Das sieht doch ein ganzes Stück einfacher aus als bei JMF und hat bei mir unter Ubuntu 8.04 tadellos funktioniert.


----------



## body-mg (27. September 2008)

Hey cool, Danke.

Nur Leider funktionert der Link nicht mehr. Google hat auch nichts auspucken können. Kennt jemand den Link?

Grüße,
Bud


----------



## hot_wax (28. September 2008)

body-mg hat gesagt.:


> Hey cool, Danke.
> 
> Nur Leider funktionert der Link nicht mehr. Google hat auch nichts auspucken können.

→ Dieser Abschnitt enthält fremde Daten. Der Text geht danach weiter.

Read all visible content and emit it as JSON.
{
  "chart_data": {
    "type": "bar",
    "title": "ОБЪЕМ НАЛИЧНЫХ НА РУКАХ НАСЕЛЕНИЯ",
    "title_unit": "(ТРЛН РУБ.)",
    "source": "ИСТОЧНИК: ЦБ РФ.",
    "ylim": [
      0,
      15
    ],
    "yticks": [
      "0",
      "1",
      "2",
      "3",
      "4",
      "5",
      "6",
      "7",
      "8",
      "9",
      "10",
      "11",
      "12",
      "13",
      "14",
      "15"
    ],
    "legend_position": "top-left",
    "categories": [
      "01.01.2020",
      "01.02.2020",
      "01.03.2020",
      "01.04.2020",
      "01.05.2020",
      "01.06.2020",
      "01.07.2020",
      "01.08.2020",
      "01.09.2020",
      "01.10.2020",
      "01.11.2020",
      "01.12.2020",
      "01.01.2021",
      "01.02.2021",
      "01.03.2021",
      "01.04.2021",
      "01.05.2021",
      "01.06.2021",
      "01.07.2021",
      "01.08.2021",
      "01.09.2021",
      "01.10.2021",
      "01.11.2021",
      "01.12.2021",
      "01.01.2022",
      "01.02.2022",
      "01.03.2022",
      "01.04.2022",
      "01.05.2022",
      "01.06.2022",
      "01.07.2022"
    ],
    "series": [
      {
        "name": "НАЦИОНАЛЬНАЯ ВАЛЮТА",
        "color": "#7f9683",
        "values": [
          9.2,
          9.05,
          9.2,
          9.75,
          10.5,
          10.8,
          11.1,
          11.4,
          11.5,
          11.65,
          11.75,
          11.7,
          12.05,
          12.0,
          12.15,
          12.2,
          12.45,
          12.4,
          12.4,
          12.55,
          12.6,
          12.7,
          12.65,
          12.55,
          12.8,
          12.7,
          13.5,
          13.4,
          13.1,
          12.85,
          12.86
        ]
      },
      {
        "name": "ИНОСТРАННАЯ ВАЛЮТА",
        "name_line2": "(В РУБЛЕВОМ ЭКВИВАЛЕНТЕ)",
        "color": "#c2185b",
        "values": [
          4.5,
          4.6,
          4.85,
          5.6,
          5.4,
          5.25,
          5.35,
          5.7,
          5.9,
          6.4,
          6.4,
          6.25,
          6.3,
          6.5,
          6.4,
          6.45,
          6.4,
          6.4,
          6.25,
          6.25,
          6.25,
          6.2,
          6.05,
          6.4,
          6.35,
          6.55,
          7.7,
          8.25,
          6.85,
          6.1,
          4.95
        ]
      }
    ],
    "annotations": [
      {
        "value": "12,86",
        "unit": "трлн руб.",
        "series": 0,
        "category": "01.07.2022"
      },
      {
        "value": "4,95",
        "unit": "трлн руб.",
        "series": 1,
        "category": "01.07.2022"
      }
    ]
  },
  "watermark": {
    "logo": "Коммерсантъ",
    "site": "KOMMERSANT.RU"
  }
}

Kennt jemand den Link?
> 
> ...



Hier vllt: Klick mich fest!


----------



## body-mg (28. September 2008)

Danke.

Die Seite hatte ich auch schon gefunden. Allerdings kann man dort nur eine exe Runterladen. Wenn man die ausführt wird die JAR mit auf die Platte kopiert. Darf ich den einfach so benutzen?


----------



## DarkPhoenixX (30. Oktober 2008)

Wo kann man diese Library runterladen?
Alle links die ich gefunden haben, funktionieren nicht mehr, bzw. wenn jemand die Library hat, kann er sie bitte on stellen?!


----------



## The_S (31. Oktober 2008)

Auch eine gute Alternative zum JMF ist das FMJ => http://fmj-sf.net/


----------



## DarkPhoenixX (31. Oktober 2008)

Wäre sicher ein Versuch wert, wenn man die Playback Leiste unten verschwinden lassen kan.
Ich probiers mal, danke


----------



## Funresort (4. Mai 2012)

versucht mal jvlc heißt die libary glaub ich


----------



## Thomas Darimont (4. Mai 2012)

Hallo,

schau mal hier:
http://code.google.com/p/vlcj/

Ging aber auch mit SWT (hier ein Beispiel für Windows)
http://www.tutorials.de/swing-java2d-3d-swt-jface/182503-avi-video-mit-swt-abspielen.html

Ansonsten könntest du auch einen Browser in die Java App einbinden und das Video mit dem HTML5 <video> Element (http://html5video.org/) darstellen:
http://www.tutorials.de/java/365845-youtube-video-java-frame-einbinden.html

Gruß Tom


----------